Does Turkey have a role to play in the new world order?

Does Turkey have a role to play in the new world order?

ÜNAL ÇEVİKÖZ
The terms of the Trans-Atlantic Partnership are being re-defined after the Brexit referendum in the United Kingdom and the coming to power of Donald Trump in the United States.

It is also obvious that the backbone of these new terms will be mainly defined by the special relationship between the United Kingdom and the United States. This is one of the reasons why Theresa May last week took the initiative to be the first guest of the White House under the new president.

For the United Kingdom, the terms and conditions defined by the European Union were not only becoming too regulatory but also too restrictive. The 21st century will not witness the end of globalism, but it will present an opportunity to transform it.

The European Union, although it has become a major component of post-Second World War peace and stability in Europe, has also proved to be weak in adapting itself to the emerging multipolarity of the post-Cold War environment. Maybe this was due to hasty enlargement rather than visionary deepening. Either way, the U.K. detected the structural hindrances inherent to the bureaucracy of EU to becoming a globally competitive actor and chose to become an actor on its own.

The U.S., on the other hand, has become too exposed in the multipolar setting of the post-Cold War environment. One would have expected the center of globalism to benefit from its advantages the most.

On the contrary, the United States did not become a beneficiary as it had been intended to. Maybe it was due to the rapid and presumptuous self-declaration of becoming the homeland of virtual monopolarity. Perhaps it could have been better to pursue a visionary transition to loose multipolarity, which could have guaranteed a more peaceful and stable global order, free from unexpected moves to change political geography through military power. Such an approach could have reassured the basic principles of the United Nations, particularly respect for territorial integrity.

Now there is a chance to rebuild what has been undone. The U.K. will look to establish a new set of economic and trade relations not only with its former single market partner EU, but also with a number of many other partners through bilateral arrangements. The U.S. will be one of them. Turkey, apparently, will be another.

The U.S., meanwhile, will not only try to re-define the terms and conditions of former multilateral trade, commerce and investment partnerships - such as TPP, NAFTA and the unborn TTIP – but it will also look for several new bilateral FTAs with global partners. The U.K. will be among them.

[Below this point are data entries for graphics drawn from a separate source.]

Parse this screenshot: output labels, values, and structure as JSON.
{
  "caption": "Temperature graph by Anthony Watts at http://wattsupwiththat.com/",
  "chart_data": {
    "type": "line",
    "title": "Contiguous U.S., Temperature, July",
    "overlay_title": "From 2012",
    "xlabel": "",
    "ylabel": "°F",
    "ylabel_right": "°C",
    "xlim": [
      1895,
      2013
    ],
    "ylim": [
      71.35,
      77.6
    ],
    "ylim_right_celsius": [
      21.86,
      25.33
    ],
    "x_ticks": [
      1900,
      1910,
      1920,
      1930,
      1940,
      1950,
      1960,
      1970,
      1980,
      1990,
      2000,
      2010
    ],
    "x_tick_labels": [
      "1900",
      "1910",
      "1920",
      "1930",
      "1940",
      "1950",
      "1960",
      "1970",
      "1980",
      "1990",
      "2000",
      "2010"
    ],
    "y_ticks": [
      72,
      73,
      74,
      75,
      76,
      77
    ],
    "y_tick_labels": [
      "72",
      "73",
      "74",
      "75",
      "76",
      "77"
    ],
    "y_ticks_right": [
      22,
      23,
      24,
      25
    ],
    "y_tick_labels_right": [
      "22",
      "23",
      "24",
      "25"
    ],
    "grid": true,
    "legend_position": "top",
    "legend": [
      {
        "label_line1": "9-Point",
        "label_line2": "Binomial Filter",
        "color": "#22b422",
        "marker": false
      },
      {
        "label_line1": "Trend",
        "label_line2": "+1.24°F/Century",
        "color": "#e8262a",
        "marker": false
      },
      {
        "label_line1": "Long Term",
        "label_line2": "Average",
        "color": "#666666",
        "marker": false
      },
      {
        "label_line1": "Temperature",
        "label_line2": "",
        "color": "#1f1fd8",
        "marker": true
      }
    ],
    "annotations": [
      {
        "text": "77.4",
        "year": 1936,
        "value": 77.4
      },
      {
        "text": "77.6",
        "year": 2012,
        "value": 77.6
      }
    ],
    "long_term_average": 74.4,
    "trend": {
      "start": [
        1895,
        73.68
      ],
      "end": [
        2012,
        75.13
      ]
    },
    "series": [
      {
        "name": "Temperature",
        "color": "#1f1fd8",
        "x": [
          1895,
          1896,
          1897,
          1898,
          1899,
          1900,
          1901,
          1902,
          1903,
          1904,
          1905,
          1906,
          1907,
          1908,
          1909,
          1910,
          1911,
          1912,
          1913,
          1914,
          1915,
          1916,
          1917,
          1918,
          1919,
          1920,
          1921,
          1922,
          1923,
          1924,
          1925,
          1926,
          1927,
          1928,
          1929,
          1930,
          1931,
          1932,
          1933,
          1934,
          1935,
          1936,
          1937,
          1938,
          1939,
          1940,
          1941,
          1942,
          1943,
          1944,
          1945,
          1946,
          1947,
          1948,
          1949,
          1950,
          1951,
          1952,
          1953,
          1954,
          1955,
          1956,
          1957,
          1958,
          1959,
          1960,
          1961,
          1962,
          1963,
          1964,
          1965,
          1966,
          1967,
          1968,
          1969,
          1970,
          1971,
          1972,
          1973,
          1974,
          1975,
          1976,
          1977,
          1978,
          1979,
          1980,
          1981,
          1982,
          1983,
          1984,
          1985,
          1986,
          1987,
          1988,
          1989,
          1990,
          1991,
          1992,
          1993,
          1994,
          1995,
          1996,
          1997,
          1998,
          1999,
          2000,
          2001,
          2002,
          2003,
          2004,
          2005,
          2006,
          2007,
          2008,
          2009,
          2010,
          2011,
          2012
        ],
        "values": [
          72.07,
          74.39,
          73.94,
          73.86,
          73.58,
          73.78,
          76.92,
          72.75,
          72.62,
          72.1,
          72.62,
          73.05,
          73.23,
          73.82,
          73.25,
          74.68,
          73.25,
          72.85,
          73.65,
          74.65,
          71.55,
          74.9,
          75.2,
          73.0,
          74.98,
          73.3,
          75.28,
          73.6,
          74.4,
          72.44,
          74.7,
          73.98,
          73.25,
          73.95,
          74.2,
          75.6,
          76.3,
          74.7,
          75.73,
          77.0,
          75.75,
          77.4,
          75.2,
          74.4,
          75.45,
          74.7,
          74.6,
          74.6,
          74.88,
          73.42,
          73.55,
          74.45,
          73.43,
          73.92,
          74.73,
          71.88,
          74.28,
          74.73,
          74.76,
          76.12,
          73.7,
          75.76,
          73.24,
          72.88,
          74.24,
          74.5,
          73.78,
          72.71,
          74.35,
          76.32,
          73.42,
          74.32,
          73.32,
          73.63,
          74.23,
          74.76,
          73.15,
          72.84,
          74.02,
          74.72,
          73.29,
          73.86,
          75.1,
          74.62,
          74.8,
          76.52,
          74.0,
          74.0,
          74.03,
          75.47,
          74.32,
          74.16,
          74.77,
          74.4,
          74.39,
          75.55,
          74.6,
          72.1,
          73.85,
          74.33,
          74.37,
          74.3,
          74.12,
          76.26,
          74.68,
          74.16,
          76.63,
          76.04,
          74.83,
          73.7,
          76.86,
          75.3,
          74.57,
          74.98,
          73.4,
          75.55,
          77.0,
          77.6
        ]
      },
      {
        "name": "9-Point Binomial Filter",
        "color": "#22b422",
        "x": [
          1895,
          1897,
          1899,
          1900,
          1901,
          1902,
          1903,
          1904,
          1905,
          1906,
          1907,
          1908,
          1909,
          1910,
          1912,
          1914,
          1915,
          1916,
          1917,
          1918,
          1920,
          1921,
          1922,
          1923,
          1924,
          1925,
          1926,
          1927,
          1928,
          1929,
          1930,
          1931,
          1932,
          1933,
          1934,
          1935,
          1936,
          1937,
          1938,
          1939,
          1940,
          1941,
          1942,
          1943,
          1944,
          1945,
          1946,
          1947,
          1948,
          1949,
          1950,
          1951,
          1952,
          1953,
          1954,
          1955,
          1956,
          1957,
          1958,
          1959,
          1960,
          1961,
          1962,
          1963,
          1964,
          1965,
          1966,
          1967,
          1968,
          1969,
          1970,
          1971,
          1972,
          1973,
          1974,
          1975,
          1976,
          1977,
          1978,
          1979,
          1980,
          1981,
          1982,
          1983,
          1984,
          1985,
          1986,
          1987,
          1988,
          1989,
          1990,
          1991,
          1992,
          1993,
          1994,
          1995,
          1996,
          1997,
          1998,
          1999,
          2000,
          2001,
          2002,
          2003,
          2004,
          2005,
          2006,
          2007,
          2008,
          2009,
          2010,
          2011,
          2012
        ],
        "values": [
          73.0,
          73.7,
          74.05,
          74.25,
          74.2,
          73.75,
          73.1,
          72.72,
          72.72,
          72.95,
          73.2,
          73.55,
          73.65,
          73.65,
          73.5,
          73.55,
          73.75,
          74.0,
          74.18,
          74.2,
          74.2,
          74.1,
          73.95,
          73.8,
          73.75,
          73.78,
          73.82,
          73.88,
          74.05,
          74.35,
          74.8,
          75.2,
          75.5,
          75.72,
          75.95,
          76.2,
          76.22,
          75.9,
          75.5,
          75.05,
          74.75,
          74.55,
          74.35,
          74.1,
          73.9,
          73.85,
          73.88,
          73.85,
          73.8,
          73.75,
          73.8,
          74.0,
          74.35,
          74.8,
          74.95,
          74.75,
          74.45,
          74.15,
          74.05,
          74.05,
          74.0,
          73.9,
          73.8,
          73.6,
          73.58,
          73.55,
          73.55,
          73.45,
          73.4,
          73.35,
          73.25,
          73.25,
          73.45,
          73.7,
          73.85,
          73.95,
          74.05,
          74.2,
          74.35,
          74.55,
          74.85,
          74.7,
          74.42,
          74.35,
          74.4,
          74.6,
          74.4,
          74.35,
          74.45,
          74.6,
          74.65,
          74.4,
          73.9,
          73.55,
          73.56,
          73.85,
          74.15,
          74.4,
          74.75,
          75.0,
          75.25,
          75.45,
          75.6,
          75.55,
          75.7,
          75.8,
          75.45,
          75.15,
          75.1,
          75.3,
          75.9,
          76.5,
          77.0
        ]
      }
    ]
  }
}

Contrary to what many predict, the new parameters of global trade and commerce will not be defined to be a function of extreme protectionism. The new matrix will require better governance, better leadership and better partnership. The rich will have to realize that the less rich deserve a more egalitarian cooperation in the new global trade relationship. The less rich will have to realize that they need better governance and full respect for the rule of law, free from any kind of overt or covert corruption.

U.K. Prime Minister Theresa May, in her address to the Republicans in the United States, underlined the need for reform of the existing international organizations. She reiterated, however, that those organizations have not become obsolete. They have become the main bulwarks of world peace, security and stability in the 20th century. The need today was their adaptation, not their obliteration.

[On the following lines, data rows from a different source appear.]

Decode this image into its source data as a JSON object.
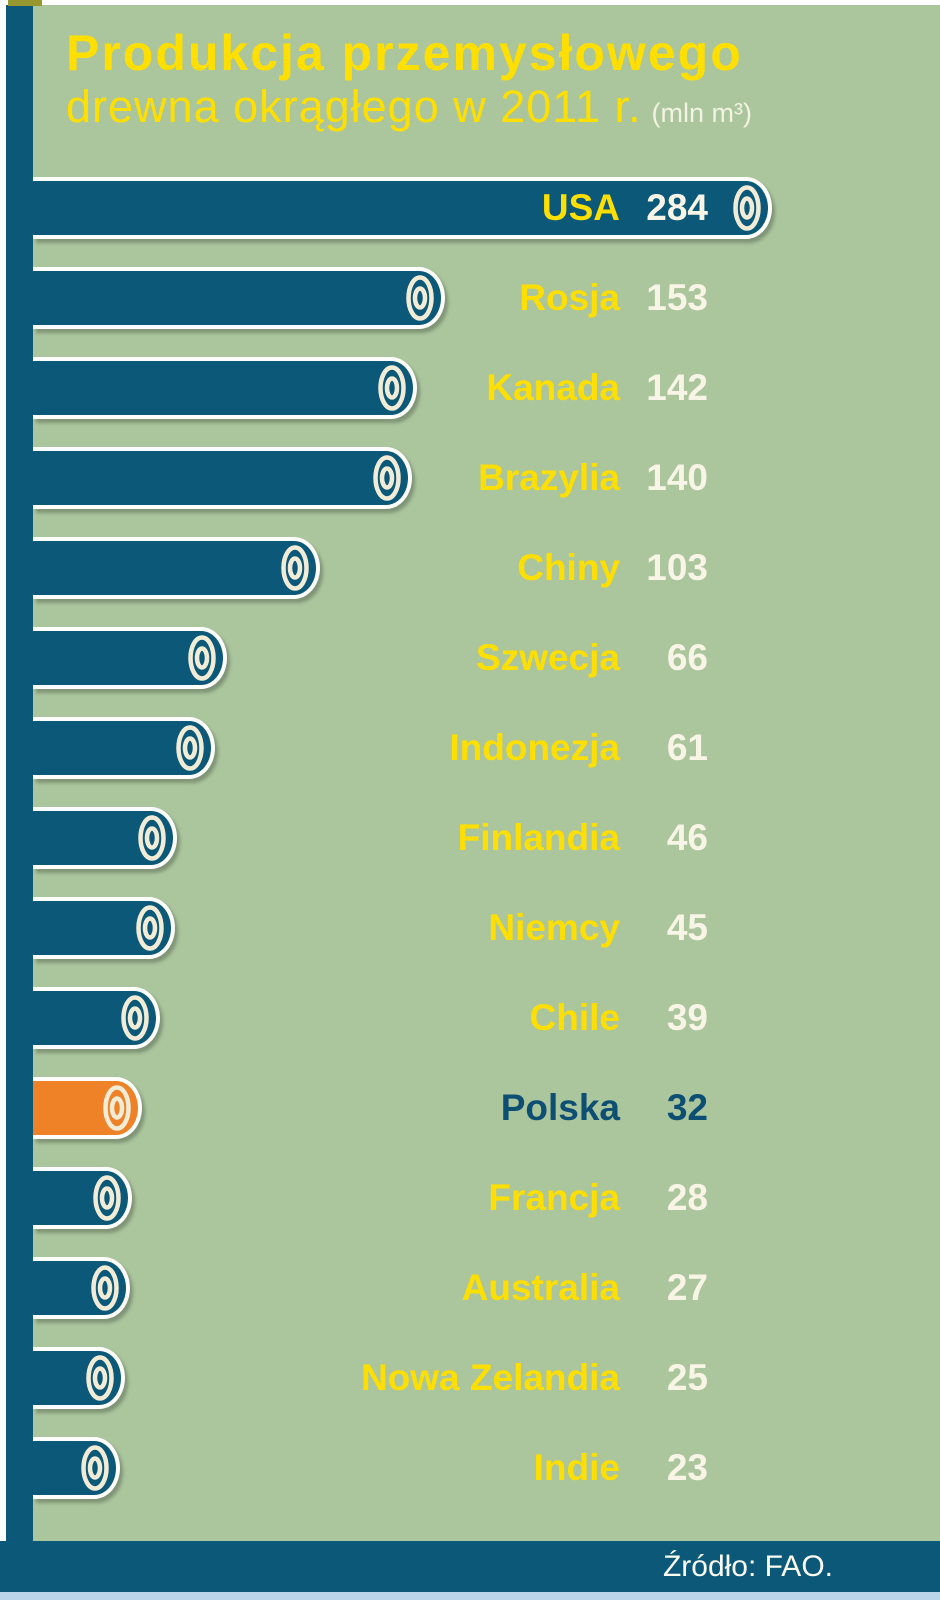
{
  "title": {
    "line1": "Produkcja przemysłowego",
    "line2": "drewna okrągłego w 2011 r.",
    "unit": "(mln m³)"
  },
  "footer": {
    "source": "Źródło: FAO."
  },
  "chart_data": {
    "type": "bar",
    "orientation": "horizontal",
    "title": "Produkcja przemysłowego drewna okrągłego w 2011 r.",
    "unit": "mln m³",
    "categories": [
      "USA",
      "Rosja",
      "Kanada",
      "Brazylia",
      "Chiny",
      "Szwecja",
      "Indonezja",
      "Finlandia",
      "Niemcy",
      "Chile",
      "Polska",
      "Francja",
      "Australia",
      "Nowa Zelandia",
      "Indie"
    ],
    "values": [
      284,
      153,
      142,
      140,
      103,
      66,
      61,
      46,
      45,
      39,
      32,
      28,
      27,
      25,
      23
    ],
    "highlight_category": "Polska",
    "value_labels_shown": true,
    "gridlines": false,
    "source": "Źródło: FAO."
  },
  "colors": {
    "background_green": "#abc59d",
    "bar_teal": "#0b5878",
    "highlight_orange": "#ef8226",
    "label_yellow": "#ffdf00",
    "value_cream": "#f8f5e6",
    "highlight_text_navy": "#0d4f72",
    "bottom_strip_blue": "#b9d5e9",
    "ring_cream": "#f2ecd6"
  }
}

This is the reason why she publicly confirmed President Trump’s consent to the fact that NATO is and will continue to be the main instrument of sustainable Trans-Atlantic and Euro Atlantic security architecture. This is also a strong commitment to the new Trans-Atlantic Partnership tacitly emerging not only in the global trade and commerce relations but also in the field of security.

The fact that May’s visit to Turkey followed her visit to the United States hints that London may straddle Washington and Ankara in the new Trans-Atlantic and Euro Atlantic Partnership.

Turkey may play a strong role in the new environment if it is able to abide by its republican fundamentals, as defined in its current constitution. A drift away from those basic tenets of the very existence of democratic pluralism would not only make Turkey a liability, it would also put its own security and stability at risk.

Turkey has a role to play in the new emerging world order if it wants. Let us hope that common sense will prevail.